Conseils et astuces pour prévenir les attaques par injection de code en PHP

Conseils et astuces pour prévenir les attaques par injection de code en PHP

Dans le développement Web, les attaques par injection de code constituent une vulnérabilité de sécurité courante, en particulier lors du codage en PHP. Les utilisateurs malveillants peuvent contourner la vérification de sécurité d'une application, obtenir des données sensibles ou effectuer des actions malveillantes en injectant du code malveillant. Pour augmenter la sécurité de notre application, nous devons prendre certaines précautions pour empêcher les attaques par injection de code.

Voici quelques suggestions et conseils pour vous aider à prévenir les attaques par injection de code en PHP.

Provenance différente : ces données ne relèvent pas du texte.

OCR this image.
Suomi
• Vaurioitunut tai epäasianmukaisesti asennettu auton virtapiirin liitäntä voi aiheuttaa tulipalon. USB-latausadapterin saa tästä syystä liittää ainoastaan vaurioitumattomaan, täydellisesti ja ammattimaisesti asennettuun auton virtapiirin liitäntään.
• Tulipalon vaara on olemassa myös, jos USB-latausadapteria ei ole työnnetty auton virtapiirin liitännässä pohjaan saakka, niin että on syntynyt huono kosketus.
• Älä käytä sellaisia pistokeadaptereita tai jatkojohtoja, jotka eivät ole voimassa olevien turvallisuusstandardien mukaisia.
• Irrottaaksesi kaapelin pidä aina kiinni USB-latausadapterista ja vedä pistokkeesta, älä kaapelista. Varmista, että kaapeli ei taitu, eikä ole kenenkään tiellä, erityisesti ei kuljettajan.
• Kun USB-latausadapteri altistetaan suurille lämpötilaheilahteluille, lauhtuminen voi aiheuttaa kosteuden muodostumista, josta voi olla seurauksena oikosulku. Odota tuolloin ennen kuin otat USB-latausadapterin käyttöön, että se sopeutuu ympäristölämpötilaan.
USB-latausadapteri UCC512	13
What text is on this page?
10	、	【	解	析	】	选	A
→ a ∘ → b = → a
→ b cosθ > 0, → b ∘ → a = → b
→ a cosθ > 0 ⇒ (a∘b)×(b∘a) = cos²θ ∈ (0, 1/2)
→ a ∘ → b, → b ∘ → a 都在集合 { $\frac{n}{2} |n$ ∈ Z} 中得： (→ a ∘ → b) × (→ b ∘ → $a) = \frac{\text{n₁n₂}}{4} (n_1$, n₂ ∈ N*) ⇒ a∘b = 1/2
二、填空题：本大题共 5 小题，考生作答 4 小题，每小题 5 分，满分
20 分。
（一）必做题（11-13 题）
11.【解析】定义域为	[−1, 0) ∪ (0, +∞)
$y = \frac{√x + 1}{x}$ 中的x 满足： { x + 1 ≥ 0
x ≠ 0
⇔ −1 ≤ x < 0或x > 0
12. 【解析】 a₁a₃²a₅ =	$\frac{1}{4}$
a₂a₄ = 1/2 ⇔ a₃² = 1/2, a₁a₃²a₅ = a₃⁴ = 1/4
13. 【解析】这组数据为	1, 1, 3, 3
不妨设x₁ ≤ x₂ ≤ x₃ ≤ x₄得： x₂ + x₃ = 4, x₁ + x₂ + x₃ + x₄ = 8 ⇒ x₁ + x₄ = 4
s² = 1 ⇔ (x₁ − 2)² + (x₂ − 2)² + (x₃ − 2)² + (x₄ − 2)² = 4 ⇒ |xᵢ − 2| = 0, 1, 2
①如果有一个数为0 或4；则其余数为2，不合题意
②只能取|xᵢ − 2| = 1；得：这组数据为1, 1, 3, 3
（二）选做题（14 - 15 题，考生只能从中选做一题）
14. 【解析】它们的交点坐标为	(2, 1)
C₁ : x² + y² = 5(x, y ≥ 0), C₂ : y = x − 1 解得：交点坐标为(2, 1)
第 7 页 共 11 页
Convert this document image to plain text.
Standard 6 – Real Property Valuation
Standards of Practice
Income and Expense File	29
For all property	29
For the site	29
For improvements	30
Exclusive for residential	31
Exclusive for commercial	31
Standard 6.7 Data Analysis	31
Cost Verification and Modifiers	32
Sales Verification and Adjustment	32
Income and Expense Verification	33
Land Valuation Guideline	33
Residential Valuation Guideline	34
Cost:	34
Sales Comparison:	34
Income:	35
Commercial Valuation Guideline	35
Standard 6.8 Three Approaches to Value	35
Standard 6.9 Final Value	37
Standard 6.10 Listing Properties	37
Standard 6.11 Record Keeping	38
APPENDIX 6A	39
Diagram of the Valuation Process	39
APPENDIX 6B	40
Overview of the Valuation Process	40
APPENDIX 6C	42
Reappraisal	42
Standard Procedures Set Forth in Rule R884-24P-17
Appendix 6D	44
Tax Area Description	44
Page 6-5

1. Utilisez des requêtes paramétrées ou des instructions préparées

L'utilisation de requêtes paramétrées ou d'instructions préparées peut empêcher les attaques par injection SQL. Au lieu de fusionner directement les données saisies par l'utilisateur dans des requêtes SQL, utilisez des espaces réservés pour transmettre les données saisies par l'utilisateur au moteur de base de données. L'exemple de code est le suivant :

$stmt = $pdo->prepare('SELECT * FROM users WHERE username = :username');
$stmt->bindParam(':username', $user_input);
$stmt->execute();

2. Filtrer et vérifier les entrées de l'utilisateur

Avant de recevoir les entrées de l'utilisateur, elles doivent être filtrées et vérifiées pour garantir la légalité des données. Par exemple, utilisez la fonction filter_var pour filtrer les adresses e-mail ou les URL saisies par l'utilisateur : filter_var函数来过滤用户输入的电子邮件地址或URL：

$email = filter_var($_POST['email'], FILTER_SANITIZE_EMAIL);
$url = filter_var($_POST['url'], FILTER_SANITIZE_URL);

3. 使用白名单

使用白名单可以限制用户的输入只能是预定义的值。这样可以避免用户输入恶意脚本或远程代码执行。示例代码如下：

$allow_list = array('apple', 'banana', 'orange');
if (!in_array($_POST['fruit'], $allow_list)) {
    die('Invalid input');
}

4. 对用户输入进行转义

在将用户输入用于输出或存储时，要使用适当的转义函数来防止恶意代码的注入。例如，使用htmlspecialchars

echo htmlspecialchars($_POST['message']);

Utilisez une liste blanche
5. Utilisez une liste blanche pour limiter la saisie de l'utilisateur à seulement est une valeur prédéfinie. Cela empêche les utilisateurs de saisir des scripts malveillants ou d'exécuter du code à distance. L'exemple de code est le suivant :

$allowed_types = array('jpg', 'png', 'gif');
$max_size = 2 * 1024 * 1024; // 2MB

$extension = strtolower(pathinfo($_FILES['file']['name'], PATHINFO_EXTENSION));
if (!in_array($extension, $allowed_types)) {
    die('Invalid file type');
}

if ($_FILES['file']['size'] > $max_size) {
    die('File is too large');
}

$filename = uniqid() . '.' . $extension;
$upload_path = '/path/to/uploads/' . $filename;

if (!move_uploaded_file($_FILES['file']['tmp_name'], $upload_path)) {
    die('File upload failed');
}

Échapper à l'entrée utilisateur

Lorsque vous utilisez l'entrée utilisateur pour la sortie ou le stockage, utilisez les fonctions d'échappement appropriées pour empêcher l'injection de code malveillant. Par exemple, utilisez la fonction htmlspecialchars pour échapper au code HTML des entrées utilisateur : 🎜rrreee🎜🎜Définissez les règles de téléchargement de fichiers appropriées🎜🎜🎜Lors du traitement des téléchargements de fichiers, définissez les règles de téléchargement de fichiers appropriées. Accepte uniquement les types de fichiers spécifiés et limite la taille du fichier. Utilisez également les fonctions de gestion des noms de fichiers et des chemins sécurisés avant d’enregistrer les fichiers téléchargés. L'exemple de code est le suivant : 🎜rrreee🎜Pour résumer, en adoptant les suggestions et techniques ci-dessus, nous pouvons empêcher efficacement les attaques par injection de code en PHP. Mais veuillez noter que la sécurité est un processus continu qui nécessite des mises à jour et une maintenance régulières pour s'adapter à l'évolution des menaces de sécurité. Dans le même temps, il est également important de comprendre les dernières vulnérabilités de sécurité et techniques d’attaque, de rester vigilant et de prendre des mesures en temps opportun pour protéger la sécurité des applications. 🎜

Ce qui précède est le contenu détaillé de. pour plus d'informations, suivez d'autres articles connexes sur le site Web de PHP en chinois!